Structural and electronic structure differences due to the O-H•••O and O-H•••S bond formation in selected benzamide derivatives: a first-principles molecular dynamics study

Density functional theory-based methods were employed to obtain static and dynamical descriptions of the molecular properties of 2-hydroxy-N-methylbenzamide and 2-hydroxy-N-methylthiobenzamide; compounds containing O-H center dot center dot center dot O and O-H center dot center dot center dot S strong, intramolecular hydrogen bonds. These compounds are important as analogues of commercial analgesic and antipyretic medicines. In the current study the classical Kohn-Sham method was applied to develop static models describing the geometric parameters and proton potentials. The topological analysis of the electron density was performed via atoms in molecules theory. Subsequently, Car-Parrinello molecular dynamics investigations were performed in vacuo and in the solid state.

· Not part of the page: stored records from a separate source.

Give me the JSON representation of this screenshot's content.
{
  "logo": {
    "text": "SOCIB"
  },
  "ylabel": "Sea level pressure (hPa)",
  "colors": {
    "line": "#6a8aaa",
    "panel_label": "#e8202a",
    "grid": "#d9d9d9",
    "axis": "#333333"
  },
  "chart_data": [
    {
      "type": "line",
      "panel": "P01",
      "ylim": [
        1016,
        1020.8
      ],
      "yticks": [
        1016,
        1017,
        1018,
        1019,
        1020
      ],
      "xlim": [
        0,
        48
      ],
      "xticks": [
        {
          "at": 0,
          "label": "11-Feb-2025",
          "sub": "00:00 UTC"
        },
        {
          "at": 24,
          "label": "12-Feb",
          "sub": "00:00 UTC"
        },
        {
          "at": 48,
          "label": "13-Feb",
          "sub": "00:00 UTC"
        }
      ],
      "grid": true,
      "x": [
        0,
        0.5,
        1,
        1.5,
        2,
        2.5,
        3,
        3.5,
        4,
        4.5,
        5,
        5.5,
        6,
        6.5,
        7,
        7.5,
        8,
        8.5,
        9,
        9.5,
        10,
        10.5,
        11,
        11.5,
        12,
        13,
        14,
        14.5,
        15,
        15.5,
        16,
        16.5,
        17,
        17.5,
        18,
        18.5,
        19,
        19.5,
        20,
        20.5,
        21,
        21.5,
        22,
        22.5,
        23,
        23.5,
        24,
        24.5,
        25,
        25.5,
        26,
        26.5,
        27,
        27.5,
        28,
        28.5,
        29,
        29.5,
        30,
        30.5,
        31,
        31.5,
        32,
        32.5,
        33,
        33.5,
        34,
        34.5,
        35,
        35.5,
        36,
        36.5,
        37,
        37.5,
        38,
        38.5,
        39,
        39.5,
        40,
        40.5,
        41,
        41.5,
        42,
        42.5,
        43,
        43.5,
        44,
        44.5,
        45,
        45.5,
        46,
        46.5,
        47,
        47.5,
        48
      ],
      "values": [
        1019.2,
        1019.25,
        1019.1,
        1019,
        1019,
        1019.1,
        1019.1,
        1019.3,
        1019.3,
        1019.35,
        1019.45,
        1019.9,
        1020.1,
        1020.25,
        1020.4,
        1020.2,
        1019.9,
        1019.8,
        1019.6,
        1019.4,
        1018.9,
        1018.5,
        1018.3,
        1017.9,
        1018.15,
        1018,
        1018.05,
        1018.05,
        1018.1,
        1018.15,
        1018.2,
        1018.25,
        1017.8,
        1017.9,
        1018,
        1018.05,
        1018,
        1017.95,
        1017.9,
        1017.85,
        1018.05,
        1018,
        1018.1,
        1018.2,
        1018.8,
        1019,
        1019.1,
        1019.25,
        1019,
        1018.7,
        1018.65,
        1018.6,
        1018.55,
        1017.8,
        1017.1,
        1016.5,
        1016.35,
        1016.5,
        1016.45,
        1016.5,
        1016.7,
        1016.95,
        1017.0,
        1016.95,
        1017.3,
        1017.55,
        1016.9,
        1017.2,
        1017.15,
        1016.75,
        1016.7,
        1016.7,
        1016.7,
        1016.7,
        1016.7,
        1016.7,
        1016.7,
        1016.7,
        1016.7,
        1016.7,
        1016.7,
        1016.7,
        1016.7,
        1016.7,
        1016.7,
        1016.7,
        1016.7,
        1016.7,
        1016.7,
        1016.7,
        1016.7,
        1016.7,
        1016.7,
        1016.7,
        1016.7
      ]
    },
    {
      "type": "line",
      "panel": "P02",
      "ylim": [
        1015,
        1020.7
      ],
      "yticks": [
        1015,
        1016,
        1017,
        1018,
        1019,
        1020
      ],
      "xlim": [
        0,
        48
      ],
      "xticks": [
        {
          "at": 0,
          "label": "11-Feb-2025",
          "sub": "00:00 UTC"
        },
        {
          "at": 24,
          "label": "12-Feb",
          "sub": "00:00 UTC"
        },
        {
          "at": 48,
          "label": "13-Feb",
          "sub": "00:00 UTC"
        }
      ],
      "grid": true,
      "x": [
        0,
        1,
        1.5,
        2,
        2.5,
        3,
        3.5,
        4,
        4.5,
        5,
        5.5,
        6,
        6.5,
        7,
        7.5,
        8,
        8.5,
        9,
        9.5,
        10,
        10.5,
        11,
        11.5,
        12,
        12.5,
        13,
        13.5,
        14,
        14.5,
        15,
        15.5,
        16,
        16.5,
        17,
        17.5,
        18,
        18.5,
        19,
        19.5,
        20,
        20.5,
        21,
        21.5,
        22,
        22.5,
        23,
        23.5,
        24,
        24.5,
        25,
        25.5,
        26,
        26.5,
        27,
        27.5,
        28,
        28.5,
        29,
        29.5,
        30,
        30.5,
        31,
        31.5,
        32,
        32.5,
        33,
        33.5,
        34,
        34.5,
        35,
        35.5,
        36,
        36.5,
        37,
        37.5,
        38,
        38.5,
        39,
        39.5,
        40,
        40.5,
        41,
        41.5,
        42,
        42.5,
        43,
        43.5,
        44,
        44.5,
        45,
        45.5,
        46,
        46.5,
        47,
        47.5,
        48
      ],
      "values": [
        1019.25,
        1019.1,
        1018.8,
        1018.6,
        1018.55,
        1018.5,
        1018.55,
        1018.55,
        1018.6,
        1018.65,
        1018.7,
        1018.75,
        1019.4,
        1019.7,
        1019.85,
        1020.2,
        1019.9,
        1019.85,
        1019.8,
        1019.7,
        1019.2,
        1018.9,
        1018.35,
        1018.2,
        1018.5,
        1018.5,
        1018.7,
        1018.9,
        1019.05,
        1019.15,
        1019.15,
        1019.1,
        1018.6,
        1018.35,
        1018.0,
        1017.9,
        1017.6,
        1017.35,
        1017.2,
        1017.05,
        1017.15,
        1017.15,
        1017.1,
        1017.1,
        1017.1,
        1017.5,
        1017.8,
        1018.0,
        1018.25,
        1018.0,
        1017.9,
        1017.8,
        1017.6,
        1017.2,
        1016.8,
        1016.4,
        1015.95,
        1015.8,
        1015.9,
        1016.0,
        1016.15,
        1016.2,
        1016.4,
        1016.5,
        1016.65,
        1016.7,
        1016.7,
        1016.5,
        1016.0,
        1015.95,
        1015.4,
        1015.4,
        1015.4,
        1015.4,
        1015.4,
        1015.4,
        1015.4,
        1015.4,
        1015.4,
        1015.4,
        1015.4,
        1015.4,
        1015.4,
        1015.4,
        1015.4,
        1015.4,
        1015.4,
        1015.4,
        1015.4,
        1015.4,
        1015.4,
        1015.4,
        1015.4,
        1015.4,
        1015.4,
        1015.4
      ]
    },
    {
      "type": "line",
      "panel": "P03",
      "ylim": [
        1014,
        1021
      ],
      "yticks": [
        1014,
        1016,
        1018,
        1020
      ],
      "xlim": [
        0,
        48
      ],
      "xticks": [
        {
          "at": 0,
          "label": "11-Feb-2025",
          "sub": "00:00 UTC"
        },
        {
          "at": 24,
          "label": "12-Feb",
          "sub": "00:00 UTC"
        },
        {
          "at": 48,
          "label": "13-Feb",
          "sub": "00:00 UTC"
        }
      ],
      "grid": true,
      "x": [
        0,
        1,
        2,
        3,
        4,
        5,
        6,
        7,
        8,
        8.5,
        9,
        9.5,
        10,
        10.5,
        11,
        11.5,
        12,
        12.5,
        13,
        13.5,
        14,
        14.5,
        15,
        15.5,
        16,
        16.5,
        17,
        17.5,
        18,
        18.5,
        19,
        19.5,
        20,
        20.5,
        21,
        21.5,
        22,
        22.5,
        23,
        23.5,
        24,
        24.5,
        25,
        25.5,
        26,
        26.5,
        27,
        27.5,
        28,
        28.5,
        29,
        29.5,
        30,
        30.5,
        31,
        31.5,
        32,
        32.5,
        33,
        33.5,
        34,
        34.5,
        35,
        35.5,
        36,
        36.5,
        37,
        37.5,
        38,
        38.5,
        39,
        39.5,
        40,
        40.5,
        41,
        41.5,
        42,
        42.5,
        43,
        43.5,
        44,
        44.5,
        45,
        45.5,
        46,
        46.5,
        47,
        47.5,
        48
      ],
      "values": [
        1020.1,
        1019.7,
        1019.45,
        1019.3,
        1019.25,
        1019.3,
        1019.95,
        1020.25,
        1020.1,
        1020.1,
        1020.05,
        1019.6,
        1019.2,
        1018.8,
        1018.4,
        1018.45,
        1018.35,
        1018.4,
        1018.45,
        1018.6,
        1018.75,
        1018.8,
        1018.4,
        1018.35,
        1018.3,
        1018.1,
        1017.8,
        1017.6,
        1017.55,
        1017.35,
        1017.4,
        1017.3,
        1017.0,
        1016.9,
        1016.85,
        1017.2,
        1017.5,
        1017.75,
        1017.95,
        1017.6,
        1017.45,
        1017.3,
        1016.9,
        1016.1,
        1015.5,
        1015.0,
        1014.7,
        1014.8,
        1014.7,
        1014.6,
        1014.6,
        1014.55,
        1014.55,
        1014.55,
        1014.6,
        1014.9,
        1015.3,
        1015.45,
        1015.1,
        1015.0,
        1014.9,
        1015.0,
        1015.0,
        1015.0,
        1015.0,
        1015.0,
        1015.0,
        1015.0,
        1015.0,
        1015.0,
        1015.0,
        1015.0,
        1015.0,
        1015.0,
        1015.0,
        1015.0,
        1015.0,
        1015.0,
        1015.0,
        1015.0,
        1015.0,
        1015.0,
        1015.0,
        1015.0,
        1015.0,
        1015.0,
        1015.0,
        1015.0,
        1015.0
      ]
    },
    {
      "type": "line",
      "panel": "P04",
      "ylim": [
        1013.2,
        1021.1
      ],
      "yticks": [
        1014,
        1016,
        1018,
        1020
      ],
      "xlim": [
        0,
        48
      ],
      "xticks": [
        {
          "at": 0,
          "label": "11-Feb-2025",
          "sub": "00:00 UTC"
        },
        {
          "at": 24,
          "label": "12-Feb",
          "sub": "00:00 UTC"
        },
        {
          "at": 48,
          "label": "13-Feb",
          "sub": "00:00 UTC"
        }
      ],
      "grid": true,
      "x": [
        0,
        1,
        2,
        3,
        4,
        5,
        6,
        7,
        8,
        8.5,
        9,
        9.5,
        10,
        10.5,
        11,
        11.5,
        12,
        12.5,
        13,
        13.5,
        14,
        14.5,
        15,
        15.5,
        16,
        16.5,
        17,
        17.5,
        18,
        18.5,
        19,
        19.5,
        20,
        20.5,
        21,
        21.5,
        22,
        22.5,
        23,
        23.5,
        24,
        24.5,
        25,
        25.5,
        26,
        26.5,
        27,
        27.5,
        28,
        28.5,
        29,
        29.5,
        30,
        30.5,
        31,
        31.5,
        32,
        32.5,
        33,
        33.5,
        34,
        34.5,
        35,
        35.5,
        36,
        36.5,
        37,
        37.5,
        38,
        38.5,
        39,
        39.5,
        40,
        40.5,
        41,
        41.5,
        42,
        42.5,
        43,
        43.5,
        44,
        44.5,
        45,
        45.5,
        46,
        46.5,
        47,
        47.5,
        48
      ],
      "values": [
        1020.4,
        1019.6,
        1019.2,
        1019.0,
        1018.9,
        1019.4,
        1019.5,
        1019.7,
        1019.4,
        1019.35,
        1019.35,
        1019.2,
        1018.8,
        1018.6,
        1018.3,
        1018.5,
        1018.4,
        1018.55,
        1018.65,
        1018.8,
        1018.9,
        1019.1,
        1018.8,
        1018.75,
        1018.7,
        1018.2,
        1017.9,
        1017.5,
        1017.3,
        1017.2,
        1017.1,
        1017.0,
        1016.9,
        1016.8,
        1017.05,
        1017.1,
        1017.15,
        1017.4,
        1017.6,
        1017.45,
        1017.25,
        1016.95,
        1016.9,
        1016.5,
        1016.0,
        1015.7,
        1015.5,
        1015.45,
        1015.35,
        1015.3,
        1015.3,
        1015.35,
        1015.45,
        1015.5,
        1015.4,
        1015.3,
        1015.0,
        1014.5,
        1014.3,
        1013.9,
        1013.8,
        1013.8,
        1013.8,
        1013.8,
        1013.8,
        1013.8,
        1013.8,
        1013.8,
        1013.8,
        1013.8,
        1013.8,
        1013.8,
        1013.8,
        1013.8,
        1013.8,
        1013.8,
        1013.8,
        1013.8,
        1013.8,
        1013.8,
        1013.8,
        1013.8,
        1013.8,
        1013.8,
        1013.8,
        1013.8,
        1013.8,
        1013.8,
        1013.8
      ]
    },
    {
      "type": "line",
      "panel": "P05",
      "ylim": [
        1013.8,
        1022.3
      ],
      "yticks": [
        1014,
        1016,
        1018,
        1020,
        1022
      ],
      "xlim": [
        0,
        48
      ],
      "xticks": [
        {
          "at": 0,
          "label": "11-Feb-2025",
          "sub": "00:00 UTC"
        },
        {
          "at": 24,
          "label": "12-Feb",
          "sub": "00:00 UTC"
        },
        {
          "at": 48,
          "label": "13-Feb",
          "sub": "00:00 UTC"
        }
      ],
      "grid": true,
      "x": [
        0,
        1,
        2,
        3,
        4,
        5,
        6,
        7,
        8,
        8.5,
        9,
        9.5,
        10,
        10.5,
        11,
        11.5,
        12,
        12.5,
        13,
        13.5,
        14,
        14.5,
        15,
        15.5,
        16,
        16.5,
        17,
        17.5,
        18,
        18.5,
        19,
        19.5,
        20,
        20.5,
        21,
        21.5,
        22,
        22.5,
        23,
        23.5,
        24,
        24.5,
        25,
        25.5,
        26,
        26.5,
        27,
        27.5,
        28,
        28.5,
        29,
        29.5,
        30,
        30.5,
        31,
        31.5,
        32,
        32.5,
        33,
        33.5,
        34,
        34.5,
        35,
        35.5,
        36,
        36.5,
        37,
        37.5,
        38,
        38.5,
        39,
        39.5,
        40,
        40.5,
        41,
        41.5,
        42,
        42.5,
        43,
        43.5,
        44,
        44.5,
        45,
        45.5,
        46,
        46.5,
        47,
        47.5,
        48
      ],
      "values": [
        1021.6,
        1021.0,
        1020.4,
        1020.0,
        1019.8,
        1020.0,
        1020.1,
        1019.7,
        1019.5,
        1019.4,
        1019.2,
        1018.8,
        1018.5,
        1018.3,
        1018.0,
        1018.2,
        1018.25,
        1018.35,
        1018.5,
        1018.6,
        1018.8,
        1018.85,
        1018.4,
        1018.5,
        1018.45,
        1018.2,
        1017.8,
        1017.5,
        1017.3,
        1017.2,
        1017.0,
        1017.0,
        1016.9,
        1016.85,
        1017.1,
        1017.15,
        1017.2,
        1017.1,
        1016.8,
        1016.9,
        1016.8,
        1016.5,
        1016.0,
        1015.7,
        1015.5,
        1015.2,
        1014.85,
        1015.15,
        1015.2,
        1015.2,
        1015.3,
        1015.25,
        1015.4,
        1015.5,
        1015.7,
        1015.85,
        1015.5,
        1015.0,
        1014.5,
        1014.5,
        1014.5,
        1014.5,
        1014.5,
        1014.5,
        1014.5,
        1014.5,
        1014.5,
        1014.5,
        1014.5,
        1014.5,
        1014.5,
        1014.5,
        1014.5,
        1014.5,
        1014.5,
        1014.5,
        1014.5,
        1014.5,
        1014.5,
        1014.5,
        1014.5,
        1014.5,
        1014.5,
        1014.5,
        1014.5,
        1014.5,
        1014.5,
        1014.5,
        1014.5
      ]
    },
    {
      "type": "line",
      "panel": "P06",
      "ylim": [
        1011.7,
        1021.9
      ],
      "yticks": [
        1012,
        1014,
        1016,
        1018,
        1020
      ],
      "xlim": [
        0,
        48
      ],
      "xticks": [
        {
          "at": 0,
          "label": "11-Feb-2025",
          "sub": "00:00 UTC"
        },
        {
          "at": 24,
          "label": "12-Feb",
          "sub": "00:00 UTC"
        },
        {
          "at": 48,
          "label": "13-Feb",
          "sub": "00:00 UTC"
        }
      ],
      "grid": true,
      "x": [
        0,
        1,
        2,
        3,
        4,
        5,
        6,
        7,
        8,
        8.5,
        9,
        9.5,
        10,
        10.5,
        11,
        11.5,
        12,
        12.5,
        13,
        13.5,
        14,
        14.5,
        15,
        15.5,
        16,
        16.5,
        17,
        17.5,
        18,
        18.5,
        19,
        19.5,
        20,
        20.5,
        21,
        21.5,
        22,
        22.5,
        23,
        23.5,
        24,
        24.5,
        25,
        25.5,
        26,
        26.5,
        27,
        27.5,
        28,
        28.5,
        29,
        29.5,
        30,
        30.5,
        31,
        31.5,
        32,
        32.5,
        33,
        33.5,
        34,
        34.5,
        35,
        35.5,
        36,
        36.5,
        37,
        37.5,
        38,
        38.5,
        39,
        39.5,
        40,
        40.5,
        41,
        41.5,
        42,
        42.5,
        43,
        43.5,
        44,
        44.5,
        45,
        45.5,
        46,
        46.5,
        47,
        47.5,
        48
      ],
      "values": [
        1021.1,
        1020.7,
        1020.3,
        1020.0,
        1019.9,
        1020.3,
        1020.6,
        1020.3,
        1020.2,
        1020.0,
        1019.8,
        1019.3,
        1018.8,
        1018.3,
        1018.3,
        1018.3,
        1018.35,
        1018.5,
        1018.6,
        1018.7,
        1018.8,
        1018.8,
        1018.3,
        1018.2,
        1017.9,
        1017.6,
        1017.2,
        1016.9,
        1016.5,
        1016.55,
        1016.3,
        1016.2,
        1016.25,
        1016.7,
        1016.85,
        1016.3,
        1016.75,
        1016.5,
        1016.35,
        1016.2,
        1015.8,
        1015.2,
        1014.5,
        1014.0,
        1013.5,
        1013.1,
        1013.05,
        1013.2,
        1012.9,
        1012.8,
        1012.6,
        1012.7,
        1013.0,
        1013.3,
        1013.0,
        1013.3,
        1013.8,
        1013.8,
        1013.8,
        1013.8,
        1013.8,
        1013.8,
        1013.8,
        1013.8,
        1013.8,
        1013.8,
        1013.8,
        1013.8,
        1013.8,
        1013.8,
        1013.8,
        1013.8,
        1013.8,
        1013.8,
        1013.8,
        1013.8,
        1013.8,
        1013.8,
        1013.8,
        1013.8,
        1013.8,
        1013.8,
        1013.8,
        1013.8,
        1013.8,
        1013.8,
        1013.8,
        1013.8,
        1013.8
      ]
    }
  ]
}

The geometric and spectroscopic properties were investigated and compared with available experimental data. The influence of quantum effects on the intramolecular hydrogen bond properties were studied via path integral molecular dynamics in the solid state for 2-hydroxy-N-methylbenzamide. We found that the proton behavior depends strongly on the type of acceptor: the sulfur-containing bridge has significantly smaller proton flexibility than the oxygen-bearing analogue, which is reflected in the electronic structure and bridge dynamics.